Other speakers who presented on the benefits of humane and sustainable agricultural systems, included: H.E. Ombeni Y. Sefue, Ambassador, United Republic of Tanzania; Will Harris; Farmer and Owner, White Oak Pastures, U.S.; Vera Florida Mugittu, Muvek Development Solutions, Tanzania; Tara Garnett, Food Climate Research Network, UK; Miyun Park, Global Animal Partnership, U.S.; and Dirk-Jan Verdonk, Programmes Manager, WSPA Netherlands.

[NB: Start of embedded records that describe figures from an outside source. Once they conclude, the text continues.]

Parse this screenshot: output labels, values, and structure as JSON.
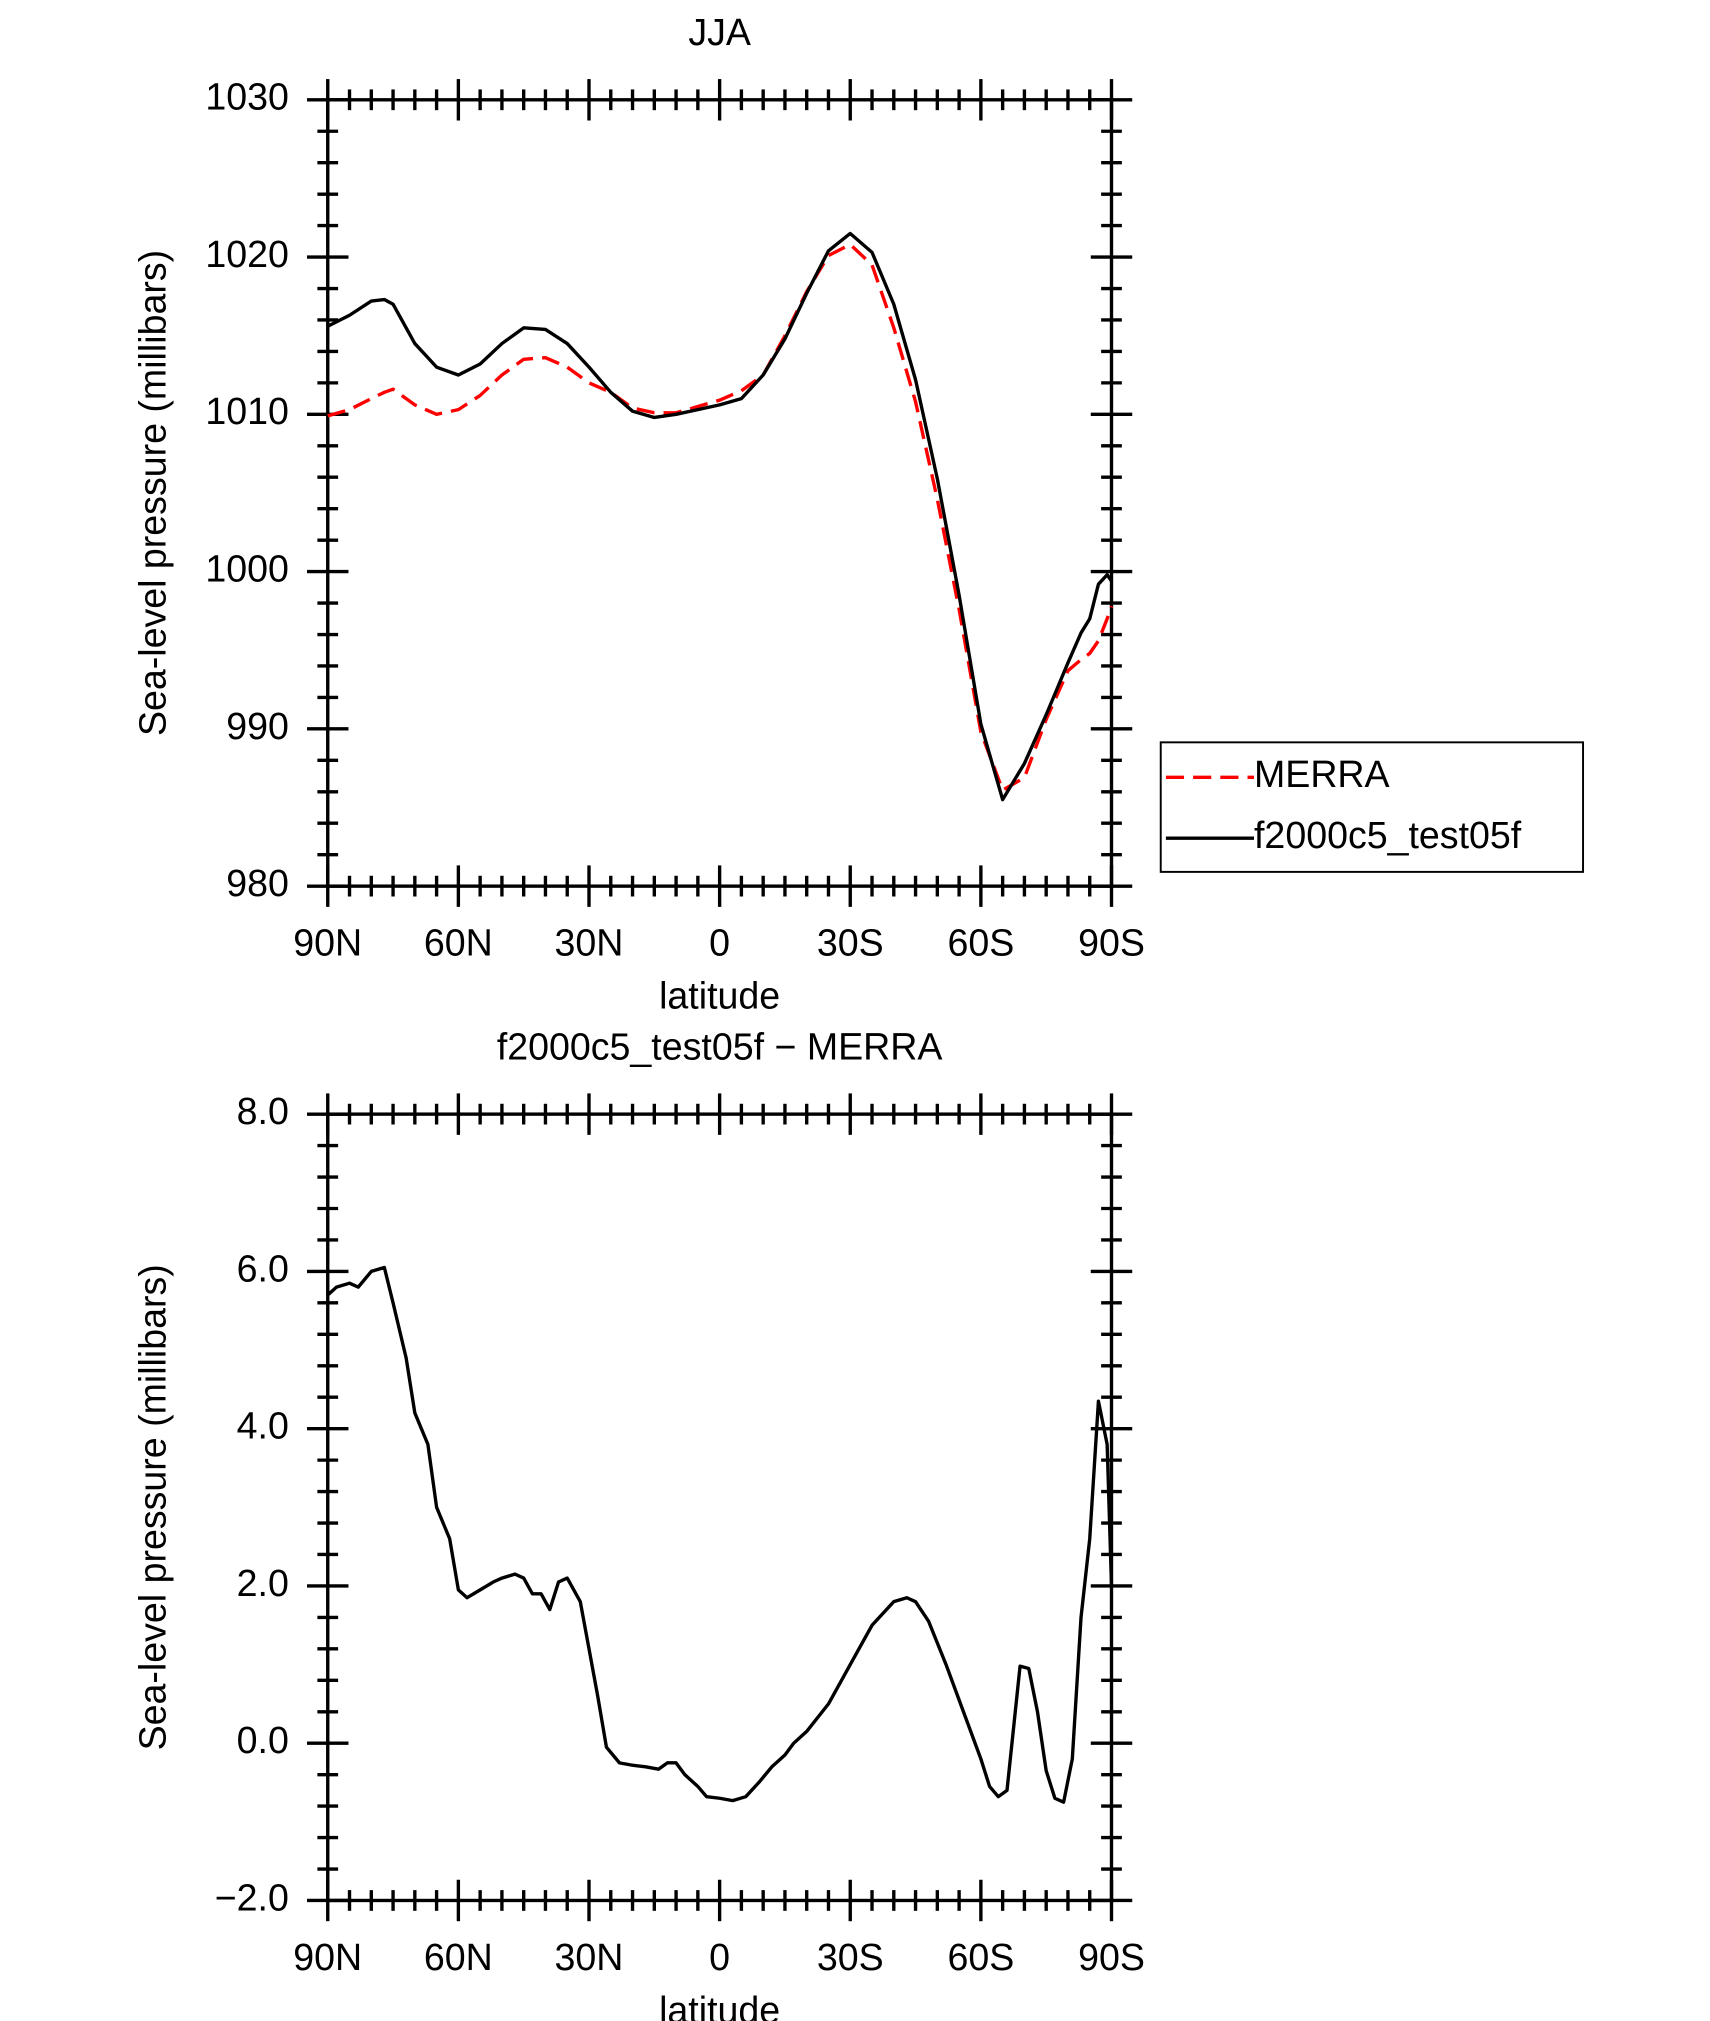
{
  "chart_data": [
    {
      "type": "line",
      "title": "JJA",
      "xlabel": "latitude",
      "ylabel": "Sea-level pressure (millibars)",
      "xlim": [
        90,
        -90
      ],
      "ylim": [
        980,
        1030
      ],
      "xticks": [
        {
          "value": 90,
          "label": "90N"
        },
        {
          "value": 60,
          "label": "60N"
        },
        {
          "value": 30,
          "label": "30N"
        },
        0,
        {
          "value": -30,
          "label": "30S"
        },
        {
          "value": -60,
          "label": "60S"
        },
        {
          "value": -90,
          "label": "90S"
        }
      ],
      "yticks": [
        980,
        990,
        1000,
        1010,
        1020,
        1030
      ],
      "legend": "right",
      "x": [
        90,
        85,
        80,
        77,
        75,
        70,
        65,
        60,
        55,
        50,
        45,
        40,
        35,
        30,
        25,
        20,
        15,
        10,
        5,
        0,
        -5,
        -10,
        -15,
        -20,
        -25,
        -30,
        -35,
        -40,
        -45,
        -50,
        -55,
        -60,
        -65,
        -70,
        -75,
        -80,
        -83,
        -85,
        -87,
        -89,
        -90
      ],
      "series": [
        {
          "name": "MERRA",
          "color": "#ff0000",
          "linestyle": "dashed",
          "values": [
            1009.9,
            1010.3,
            1011.0,
            1011.4,
            1011.6,
            1010.6,
            1010.0,
            1010.3,
            1011.2,
            1012.5,
            1013.5,
            1013.6,
            1013.0,
            1012.0,
            1011.4,
            1010.4,
            1010.1,
            1010.1,
            1010.5,
            1010.9,
            1011.5,
            1012.5,
            1015.0,
            1017.8,
            1020.1,
            1020.8,
            1019.5,
            1015.5,
            1010.8,
            1004.6,
            997.6,
            989.8,
            986.1,
            986.9,
            990.6,
            993.7,
            994.4,
            994.8,
            995.6,
            997.0,
            997.8
          ]
        },
        {
          "name": "f2000c5_test05f",
          "color": "#000000",
          "linestyle": "solid",
          "values": [
            1015.6,
            1016.3,
            1017.2,
            1017.3,
            1017.0,
            1014.5,
            1013.0,
            1012.5,
            1013.2,
            1014.5,
            1015.5,
            1015.4,
            1014.5,
            1013.0,
            1011.4,
            1010.2,
            1009.8,
            1010.0,
            1010.3,
            1010.6,
            1011.0,
            1012.5,
            1014.8,
            1017.7,
            1020.4,
            1021.5,
            1020.3,
            1017.0,
            1012.2,
            1005.9,
            998.5,
            990.3,
            985.5,
            987.8,
            990.9,
            994.2,
            996.1,
            997.0,
            999.2,
            999.8,
            999.4
          ]
        }
      ]
    },
    {
      "type": "line",
      "title": "f2000c5_test05f − MERRA",
      "xlabel": "latitude",
      "ylabel": "Sea-level pressure (millibars)",
      "xlim": [
        90,
        -90
      ],
      "ylim": [
        -2,
        8
      ],
      "xticks": [
        {
          "value": 90,
          "label": "90N"
        },
        {
          "value": 60,
          "label": "60N"
        },
        {
          "value": 30,
          "label": "30N"
        },
        0,
        {
          "value": -30,
          "label": "30S"
        },
        {
          "value": -60,
          "label": "60S"
        },
        {
          "value": -90,
          "label": "90S"
        }
      ],
      "yticks": [
        {
          "value": -2,
          "label": "−2.0"
        },
        {
          "value": 0,
          "label": "0.0"
        },
        {
          "value": 2,
          "label": "2.0"
        },
        {
          "value": 4,
          "label": "4.0"
        },
        {
          "value": 6,
          "label": "6.0"
        },
        {
          "value": 8,
          "label": "8.0"
        }
      ],
      "color": "#000000",
      "x": [
        90,
        88,
        85,
        83,
        80,
        77,
        75,
        72,
        70,
        67,
        65,
        62,
        60,
        58,
        55,
        52,
        50,
        47,
        45,
        43,
        41,
        39,
        37,
        35,
        32,
        30,
        28,
        26,
        23,
        20,
        17,
        14,
        12,
        10,
        8,
        5,
        3,
        0,
        -3,
        -6,
        -9,
        -12,
        -15,
        -17,
        -20,
        -25,
        -30,
        -35,
        -40,
        -43,
        -45,
        -48,
        -52,
        -56,
        -60,
        -62,
        -64,
        -66,
        -69,
        -71,
        -73,
        -75,
        -77,
        -79,
        -81,
        -83,
        -85,
        -87,
        -89,
        -90
      ],
      "values": [
        5.7,
        5.8,
        5.85,
        5.8,
        6.0,
        6.05,
        5.6,
        4.9,
        4.2,
        3.8,
        3.0,
        2.6,
        1.95,
        1.85,
        1.95,
        2.05,
        2.1,
        2.15,
        2.1,
        1.9,
        1.9,
        1.7,
        2.05,
        2.1,
        1.8,
        1.2,
        0.6,
        -0.05,
        -0.25,
        -0.28,
        -0.3,
        -0.33,
        -0.25,
        -0.25,
        -0.4,
        -0.55,
        -0.68,
        -0.7,
        -0.73,
        -0.68,
        -0.5,
        -0.3,
        -0.15,
        0.0,
        0.15,
        0.5,
        1.0,
        1.5,
        1.8,
        1.85,
        1.8,
        1.55,
        1.0,
        0.4,
        -0.2,
        -0.55,
        -0.68,
        -0.6,
        0.98,
        0.95,
        0.4,
        -0.35,
        -0.7,
        -0.75,
        -0.2,
        1.6,
        2.6,
        4.35,
        3.8,
        2.0
      ]
    }
  ]
}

“Twenty years ago at the Earth Summit, there was only one lonely voice mentioning the positive role animals can bring to sustainable development, and calling for the humane treatment of farm animals,” said Elswick. “Today, thanks to this initiative to put humane, sustainable agriculture in the Rio agenda – and particularly thanks to WSPA – there are many voices. I want to welcome you to the process, and I look forward to our continuing to work successfully together.”